Special Interest Background Compromises Nominee’s Neutrality on Insurance Issues at Office of Administrative Law
Santa Monica, CA — Governor Schwarzenegger’s appointee to lead the Office of Administrative Law (OAL has been an insurance industry lobbyist for several years and should agree to recuse himself from review of insurance regulations if he is confirmed to the post, according to the non-partisan Foundation for Taxpayer and Consumer Rights (FTCR). William Gausewitz, who had been the Assistant Vice President for State Affairs for the American Insurance Association prior to his appointment, is scheduled to face the Senate Rules Committee for his confirmation hearing tomorrow.
The OAL determines whether or not regulations promulgated by state agencies comport with California statutes. The agency has the power to reject regulations that are deemed inconsistent with state law and is the final hurdle for every regulation put forward by agencies.
According to FTCR, the Office of Administrative Law demands a neutral arbiter to ensure a fair and proper vetting of proposed regulations. As a lobbyist for the insurance industry, Gausewitz’ strong opinions on insurance policy will undermine the neutrality and credibility of the OAL and render the agency inappropriately biased on insurance matters, the consumer group said. At Wednesday’s hearing, FTCR will ask the Senate Rules Committee to withhold Gausewitz’ confirmation as Director of OAL unless he agrees not to intervene when insurance matters are before his agency, and instead agrees to defer those matters to others within the agency.
“To have an insurance industry lobbyist making the final call on rules that regulate the insurance industry and affect consumers, businesses and workers impacted by that industry would undermine public confidence in government and the administration,” wrote Douglas Heller, the Executive Director of FTCR in a letter to Gausewitz. “If this conflict is not addressed, every action taken by the OAL would be subject to the concern that rulings were motivated by the special interests that wield power in the administration.”
FTCR pointed to the short tenure of Marz Garcia, a former state Senator, as the head of the OAL in the early 1990s as an example of how powerful the post can be. In 1991 and 1992, still an unconfirmed appointee, Garcia refused to approve regulations, promulgated by then-Insurance Commissioner John Garamendi, which implemented the rate rollback provision of Proposition 103. Garcia used the OAL to block the rightful refund of billions of dollars in overpaid premiums to California motorists and other consumers. His obstructionist abuse of the power of OAL only ended when the Senate Rules Committee withheld confirmation and forced Garcia out of office.

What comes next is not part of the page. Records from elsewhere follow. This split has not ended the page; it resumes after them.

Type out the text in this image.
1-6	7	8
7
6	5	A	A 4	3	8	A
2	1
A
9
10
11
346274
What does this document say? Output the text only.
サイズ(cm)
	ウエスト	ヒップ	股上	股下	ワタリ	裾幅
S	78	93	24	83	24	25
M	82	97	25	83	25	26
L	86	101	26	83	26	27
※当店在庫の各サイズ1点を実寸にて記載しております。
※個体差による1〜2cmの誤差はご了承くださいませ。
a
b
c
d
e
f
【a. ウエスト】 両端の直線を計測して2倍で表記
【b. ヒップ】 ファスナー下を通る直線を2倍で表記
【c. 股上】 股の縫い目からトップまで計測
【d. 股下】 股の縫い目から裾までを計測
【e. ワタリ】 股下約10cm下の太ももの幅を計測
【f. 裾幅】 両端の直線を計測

In coming months, the OAL may consider proposals to implement new regulations concerning the implementation of Proposition 103‘s rules on ZIP-code based auto insurance rates. Gausewitz and his former insurance industry employer, have been vociferous opponents of the new rules. Gausewitz could also face regulations regarding homeowners’ insurance protection issues that he has aggressively fought while lobbying for insurers as well as rules related to the new workers’ compensation law, which the American Insurance Association actively lobbied.
“Certainly, the administration could not deny that there is sufficient competence among the OAL staff to handle the review of insurance regulations without your involvement,” FTCR wrote in the letter to Gausewitz. “If you, or the administration, is unwilling to accept such an agreement, then we would have to assume that your ties to and bias toward the insurance industry was a chief reason for your appointment.”
The confirmation of Gausewitz is the second Schwarzenegger appointment that FTCR has challenged. Last week, the Senate Rules Committee confirmed the appointment of Charlene Zettel to head the Department of Consumer Affairs. Consumer groups argued that as a lawmaker, Zettel’s record was decidedly anti-consumer, which should have disqualified her from the post of Director of Consumer Affairs.